Die Europäische Kommission hat neue Vorschriften für die Herstellung von Medizinprodukten und In-vitro-Diagnostika in der EU erlassen.

Das Verständnis und die Anpassung an regulatorische Änderungen können für kleine Unternehmen eine große Herausforderung darstellen. Aus diesem Grund haben sich die Healthcare Sector Group des Enterprise Europe Network (EEN) und die Expertengruppe für Binnenmarkt mit Beamten der GD GROW der Europäischen Kommission zusammengetan, um ein handliches und informatives Informationsblatt zu entwickeln.
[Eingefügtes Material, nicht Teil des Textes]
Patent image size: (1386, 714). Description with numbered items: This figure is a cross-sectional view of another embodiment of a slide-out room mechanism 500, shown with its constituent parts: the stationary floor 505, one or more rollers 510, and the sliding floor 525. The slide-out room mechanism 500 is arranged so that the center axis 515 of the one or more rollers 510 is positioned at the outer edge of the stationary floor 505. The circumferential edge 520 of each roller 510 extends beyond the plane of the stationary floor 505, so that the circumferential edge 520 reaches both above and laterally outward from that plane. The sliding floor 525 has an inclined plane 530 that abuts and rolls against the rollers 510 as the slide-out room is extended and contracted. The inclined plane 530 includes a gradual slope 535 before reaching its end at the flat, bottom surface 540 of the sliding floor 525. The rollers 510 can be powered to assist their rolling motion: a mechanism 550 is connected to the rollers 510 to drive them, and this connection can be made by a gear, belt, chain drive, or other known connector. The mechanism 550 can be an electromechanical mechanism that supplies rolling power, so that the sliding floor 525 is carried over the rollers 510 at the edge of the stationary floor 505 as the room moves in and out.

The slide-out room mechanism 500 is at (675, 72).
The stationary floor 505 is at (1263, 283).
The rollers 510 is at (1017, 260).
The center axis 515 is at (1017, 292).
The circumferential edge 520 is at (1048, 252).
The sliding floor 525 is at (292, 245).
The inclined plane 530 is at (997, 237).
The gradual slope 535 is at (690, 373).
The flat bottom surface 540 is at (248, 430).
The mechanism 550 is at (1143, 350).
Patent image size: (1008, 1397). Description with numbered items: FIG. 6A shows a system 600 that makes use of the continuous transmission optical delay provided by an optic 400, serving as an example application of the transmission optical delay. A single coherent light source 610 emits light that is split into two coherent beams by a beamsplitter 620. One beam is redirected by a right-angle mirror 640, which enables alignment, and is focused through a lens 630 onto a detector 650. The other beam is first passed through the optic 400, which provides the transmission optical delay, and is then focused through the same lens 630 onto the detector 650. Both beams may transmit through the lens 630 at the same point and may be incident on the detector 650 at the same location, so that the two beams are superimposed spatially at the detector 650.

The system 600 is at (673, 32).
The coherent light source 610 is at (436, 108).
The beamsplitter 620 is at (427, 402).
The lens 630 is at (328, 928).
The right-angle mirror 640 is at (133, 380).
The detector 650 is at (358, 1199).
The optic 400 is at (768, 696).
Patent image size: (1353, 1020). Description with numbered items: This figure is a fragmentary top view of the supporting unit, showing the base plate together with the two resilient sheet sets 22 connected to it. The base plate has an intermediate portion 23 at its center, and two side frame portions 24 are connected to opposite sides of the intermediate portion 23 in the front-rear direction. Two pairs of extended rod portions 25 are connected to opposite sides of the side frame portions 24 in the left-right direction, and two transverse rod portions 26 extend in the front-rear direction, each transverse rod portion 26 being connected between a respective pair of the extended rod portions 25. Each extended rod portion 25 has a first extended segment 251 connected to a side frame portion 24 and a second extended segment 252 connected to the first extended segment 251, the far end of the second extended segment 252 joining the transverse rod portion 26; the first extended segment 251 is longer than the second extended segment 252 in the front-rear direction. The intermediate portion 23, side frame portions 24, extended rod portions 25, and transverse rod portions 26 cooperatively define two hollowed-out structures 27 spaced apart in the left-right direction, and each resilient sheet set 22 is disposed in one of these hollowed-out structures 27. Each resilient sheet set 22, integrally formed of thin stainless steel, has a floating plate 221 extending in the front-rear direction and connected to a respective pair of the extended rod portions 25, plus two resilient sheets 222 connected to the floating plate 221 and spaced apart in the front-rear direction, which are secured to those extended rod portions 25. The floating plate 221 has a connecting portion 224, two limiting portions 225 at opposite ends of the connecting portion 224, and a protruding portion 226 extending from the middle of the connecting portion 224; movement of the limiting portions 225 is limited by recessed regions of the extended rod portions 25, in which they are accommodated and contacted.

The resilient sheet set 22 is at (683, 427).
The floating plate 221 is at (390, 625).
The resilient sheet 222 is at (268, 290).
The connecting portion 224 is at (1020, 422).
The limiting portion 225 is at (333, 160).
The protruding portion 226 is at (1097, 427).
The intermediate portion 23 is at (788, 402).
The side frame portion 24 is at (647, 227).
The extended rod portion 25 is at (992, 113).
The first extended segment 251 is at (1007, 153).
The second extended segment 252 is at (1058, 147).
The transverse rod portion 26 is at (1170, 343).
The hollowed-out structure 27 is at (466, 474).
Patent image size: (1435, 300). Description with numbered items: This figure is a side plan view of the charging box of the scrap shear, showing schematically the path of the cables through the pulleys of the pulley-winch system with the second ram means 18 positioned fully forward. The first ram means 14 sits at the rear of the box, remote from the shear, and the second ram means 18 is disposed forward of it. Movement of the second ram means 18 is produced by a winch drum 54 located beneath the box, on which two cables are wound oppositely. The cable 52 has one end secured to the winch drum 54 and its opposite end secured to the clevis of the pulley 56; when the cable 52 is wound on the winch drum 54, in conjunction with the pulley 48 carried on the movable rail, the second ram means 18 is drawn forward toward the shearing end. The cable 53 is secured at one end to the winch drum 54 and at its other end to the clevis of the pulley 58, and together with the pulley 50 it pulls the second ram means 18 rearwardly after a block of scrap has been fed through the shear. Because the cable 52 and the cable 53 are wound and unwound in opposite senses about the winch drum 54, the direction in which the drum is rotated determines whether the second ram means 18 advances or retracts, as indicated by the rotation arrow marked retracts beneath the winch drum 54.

Es wurde unter Berücksichtigung von kleinen und mittleren Unternehmen (KMU) erstellt und zielt darauf ab klare Informationen darüber zu geben, was die Vorschriftsänderungen bedeuten und wie sich Unternehmen rechtzeitig vorbereiten können.

Factsheet zu neuen EU-Vorschriften für Medizinprodukte  (englisch)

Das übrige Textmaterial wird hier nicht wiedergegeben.